The Deep Learning Specialization is a foundational program that will help you understand the capabilities, challenges, and consequences of deep learning and prepare you to participate in the development of leading-edge AI technology.
In this Specialization, you will build and train neural network architectures such as Convolutional Neural Networks, Recurrent Neural Networks, LSTMs, Transformers, and learn how to make them better with strategies such as Dropout, BatchNorm, Xavier/He initialization, and more. Get ready to master theoretical concepts and their industry applications using Python and TensorFlow and tackle real-world cases such as speech recognition, music synthesis, chatbots, machine translation, natural language processing, and more.
AI is transforming many industries. The Deep Learning Specialization provides a pathway for you to take the definitive step in the world of AI by helping you gain the knowledge and skills to level up your career. Along the way, you will also get career advice from deep learning experts from industry and academia.
Learn more at: https://www.coursera.org/specializations/deep-learning
In the first course of the Deep Learning Specialization, you will study the foundational concept of neural networks and deep learning. Learn more at: https://www.coursera.org/learn/neural-networks-deep-learning
There's no correlations between files, so you're free to check them however you like, however, I recommend you to see it in this order, so you can see my progress.
- vectorization: A simple file showing why it's best not to use loops, but vectorize stuff.
- math_basics: A series of simple mathematical functions just to remember myself of basic calculus and linear algebra.
- cat-classifier-v1: My first ever Cat classifier, I used a linear regression model with a neural network mindset. The code reads a 64x64 image and decides if it's a cat image or not. You can put your own images in it and try, check the end of the notebook.
- data-class-1-hidden: A neural network with 1 hidden layer to classify a dataset with a 'flower-like' shape.
- utils.py: A series of functions to be used with 'cat-classifier-v2.ipynb'
- cat-classifier-v2: Second version of the cat classifier, this time using deep neural networks. Improved accuracy.
In the second course of the Deep Learning Specialization, you will open the deep learning black box to understand the processes that drive performance and generate good results systematically. Learn more at: https://www.coursera.org/learn/deep-neural-network
There's no correlations between files, so you're free to check them however you like, however, I recommend you to see it in this order, so you can see my progress.
- initialization: How to initialize W and B to best fit the model.
- regularization: Checking and resolving overfitting problems.
- gradient-checking: Checking the gradient descent of a N-Model.

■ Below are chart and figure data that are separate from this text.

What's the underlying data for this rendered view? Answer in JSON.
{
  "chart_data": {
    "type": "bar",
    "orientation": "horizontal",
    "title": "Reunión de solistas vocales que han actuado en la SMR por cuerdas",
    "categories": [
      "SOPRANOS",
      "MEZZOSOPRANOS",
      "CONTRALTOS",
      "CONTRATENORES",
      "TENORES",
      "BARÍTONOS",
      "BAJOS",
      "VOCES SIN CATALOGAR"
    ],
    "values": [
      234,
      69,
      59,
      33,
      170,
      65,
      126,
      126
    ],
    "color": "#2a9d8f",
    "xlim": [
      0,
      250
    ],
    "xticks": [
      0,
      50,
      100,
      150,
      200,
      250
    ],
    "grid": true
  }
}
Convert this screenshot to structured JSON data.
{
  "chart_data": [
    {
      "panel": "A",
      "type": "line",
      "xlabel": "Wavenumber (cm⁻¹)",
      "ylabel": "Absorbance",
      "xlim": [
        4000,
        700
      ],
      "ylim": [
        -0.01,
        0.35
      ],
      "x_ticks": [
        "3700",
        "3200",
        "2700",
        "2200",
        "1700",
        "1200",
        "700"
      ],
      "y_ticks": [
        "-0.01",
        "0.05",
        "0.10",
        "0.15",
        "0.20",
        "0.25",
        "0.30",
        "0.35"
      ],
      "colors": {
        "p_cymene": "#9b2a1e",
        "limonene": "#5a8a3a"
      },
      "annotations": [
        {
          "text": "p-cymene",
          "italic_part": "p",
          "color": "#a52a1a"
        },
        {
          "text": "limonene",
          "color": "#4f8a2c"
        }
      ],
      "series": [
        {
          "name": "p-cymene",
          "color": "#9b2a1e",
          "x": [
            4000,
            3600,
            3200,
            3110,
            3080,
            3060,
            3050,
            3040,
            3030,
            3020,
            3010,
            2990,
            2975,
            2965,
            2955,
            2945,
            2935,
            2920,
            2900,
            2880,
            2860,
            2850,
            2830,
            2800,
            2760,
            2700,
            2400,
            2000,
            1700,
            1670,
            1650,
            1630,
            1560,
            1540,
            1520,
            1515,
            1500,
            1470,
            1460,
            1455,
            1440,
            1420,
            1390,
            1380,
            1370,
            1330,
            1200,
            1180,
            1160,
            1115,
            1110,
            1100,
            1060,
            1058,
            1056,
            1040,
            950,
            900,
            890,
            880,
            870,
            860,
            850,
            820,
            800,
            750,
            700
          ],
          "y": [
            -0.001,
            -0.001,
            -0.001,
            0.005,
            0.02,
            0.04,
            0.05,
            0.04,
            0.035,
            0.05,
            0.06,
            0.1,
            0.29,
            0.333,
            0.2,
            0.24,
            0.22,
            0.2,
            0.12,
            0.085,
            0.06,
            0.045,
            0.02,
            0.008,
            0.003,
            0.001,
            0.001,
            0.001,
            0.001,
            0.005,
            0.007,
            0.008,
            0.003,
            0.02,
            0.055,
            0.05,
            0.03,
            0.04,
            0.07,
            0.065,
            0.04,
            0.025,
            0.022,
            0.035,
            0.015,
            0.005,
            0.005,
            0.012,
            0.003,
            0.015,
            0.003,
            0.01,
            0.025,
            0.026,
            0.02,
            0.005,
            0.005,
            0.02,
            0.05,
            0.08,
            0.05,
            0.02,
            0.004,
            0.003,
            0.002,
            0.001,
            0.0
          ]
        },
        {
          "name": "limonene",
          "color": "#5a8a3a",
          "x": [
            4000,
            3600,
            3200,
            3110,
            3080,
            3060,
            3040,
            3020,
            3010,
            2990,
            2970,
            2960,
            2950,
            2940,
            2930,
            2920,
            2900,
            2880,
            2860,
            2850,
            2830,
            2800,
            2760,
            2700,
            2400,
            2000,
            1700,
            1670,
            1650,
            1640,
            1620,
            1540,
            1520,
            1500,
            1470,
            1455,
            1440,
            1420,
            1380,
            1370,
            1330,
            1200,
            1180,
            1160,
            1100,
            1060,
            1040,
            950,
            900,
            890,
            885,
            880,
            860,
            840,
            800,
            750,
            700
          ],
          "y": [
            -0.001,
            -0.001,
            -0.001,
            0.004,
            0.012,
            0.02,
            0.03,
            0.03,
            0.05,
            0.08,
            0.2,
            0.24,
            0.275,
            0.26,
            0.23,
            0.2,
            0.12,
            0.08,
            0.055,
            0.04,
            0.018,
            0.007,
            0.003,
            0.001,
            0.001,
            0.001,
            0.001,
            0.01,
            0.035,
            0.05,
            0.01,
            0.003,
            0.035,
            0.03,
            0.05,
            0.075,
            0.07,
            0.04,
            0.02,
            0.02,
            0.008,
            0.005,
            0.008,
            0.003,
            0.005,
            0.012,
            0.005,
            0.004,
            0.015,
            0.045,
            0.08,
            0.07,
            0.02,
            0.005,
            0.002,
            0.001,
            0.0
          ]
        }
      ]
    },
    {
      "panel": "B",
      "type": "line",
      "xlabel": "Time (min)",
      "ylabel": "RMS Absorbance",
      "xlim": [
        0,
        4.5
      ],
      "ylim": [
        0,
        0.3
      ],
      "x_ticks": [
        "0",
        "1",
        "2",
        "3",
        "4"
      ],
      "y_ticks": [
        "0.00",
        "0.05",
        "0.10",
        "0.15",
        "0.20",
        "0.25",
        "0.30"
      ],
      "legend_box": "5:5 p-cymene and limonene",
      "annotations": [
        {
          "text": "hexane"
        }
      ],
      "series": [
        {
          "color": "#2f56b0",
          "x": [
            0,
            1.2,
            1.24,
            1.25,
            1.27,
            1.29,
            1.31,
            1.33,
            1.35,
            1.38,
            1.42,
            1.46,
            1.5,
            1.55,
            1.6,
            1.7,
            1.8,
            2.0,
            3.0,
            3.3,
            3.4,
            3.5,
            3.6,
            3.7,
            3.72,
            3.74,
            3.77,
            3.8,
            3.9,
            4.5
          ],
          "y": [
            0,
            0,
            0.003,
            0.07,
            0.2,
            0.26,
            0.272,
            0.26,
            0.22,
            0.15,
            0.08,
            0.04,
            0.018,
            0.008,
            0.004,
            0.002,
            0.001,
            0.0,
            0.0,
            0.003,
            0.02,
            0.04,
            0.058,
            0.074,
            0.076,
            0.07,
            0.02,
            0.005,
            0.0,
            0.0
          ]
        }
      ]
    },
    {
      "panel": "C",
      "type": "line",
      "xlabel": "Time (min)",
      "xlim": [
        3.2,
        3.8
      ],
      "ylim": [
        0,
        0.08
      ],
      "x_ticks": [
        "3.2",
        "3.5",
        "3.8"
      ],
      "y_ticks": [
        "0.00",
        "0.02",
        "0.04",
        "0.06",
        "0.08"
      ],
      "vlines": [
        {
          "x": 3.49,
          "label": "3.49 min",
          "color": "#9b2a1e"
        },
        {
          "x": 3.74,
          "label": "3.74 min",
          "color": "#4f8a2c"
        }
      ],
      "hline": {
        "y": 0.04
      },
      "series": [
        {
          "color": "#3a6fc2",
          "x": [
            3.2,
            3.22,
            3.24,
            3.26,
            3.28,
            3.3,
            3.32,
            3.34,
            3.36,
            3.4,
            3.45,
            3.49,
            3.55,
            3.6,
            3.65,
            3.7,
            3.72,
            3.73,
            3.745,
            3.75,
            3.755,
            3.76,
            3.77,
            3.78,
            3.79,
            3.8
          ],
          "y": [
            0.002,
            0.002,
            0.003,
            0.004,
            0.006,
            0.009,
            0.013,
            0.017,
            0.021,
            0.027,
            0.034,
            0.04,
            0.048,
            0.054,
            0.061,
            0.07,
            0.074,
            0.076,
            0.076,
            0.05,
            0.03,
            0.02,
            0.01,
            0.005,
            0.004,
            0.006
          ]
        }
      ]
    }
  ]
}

- optimization: Optimizing hyperparameters for better accuracy and cost.
- tensorflow: A first try using TensorFlow.
In the third course of the Deep Learning Specialization, you will learn how to build a successful machine learning project and get to practice decision-making as a machine learning project leader. Learn more at: https://www.coursera.org/learn/machine-learning-projects
This course doesn't have any practical exercises.
In the fourth course of the Deep Learning Specialization, you will understand how computer vision has evolved and become familiar with its exciting applications such as autonomous driving, face recognition, reading radiology images, and more. Learn more at: https://www.coursera.org/learn/convolutional-neural-networks
There's no correlations between files, so you're free to check them however you like, however, I recommend you to see it in this order, so you can see my progress.
- CNN_Step_by_step: Creating a Convolutional Neural Network from scratch.
- CNN_Application: Creating a Convolutional Neural Network with TensorFlow and Keras, using it with real cases (smile and numbers on sign language detector).
- Residual_Networks: Building a CONV2D neural network.
- MobileNetV2: Using Mobile Net V2 to train an alpaca detector.
- Car_Detection: Using YOLO to create a car (amongst other objects) detection model
- Art_Generation: Using VGG-19 to generate art from images.
In the fifth and last course of the Deep Learning Specialization, you will become familiar with sequence models and their exciting applications such as speech recognition, music synthesis, chatbots, machine translation, natural language processing (NLP), and more. Learn more at: https://www.coursera.org/learn/nlp-sequence-models
There's no correlations between files, so you're free to check them however you like, however, I recommend you to see it in this order, so you can see my progress.
- Dinossaur_Names: Generating Dinossaur names using Recurrent Neural Networks.
- Jazz_Solo: Training a neural network to learn jazz and create a song afterwards.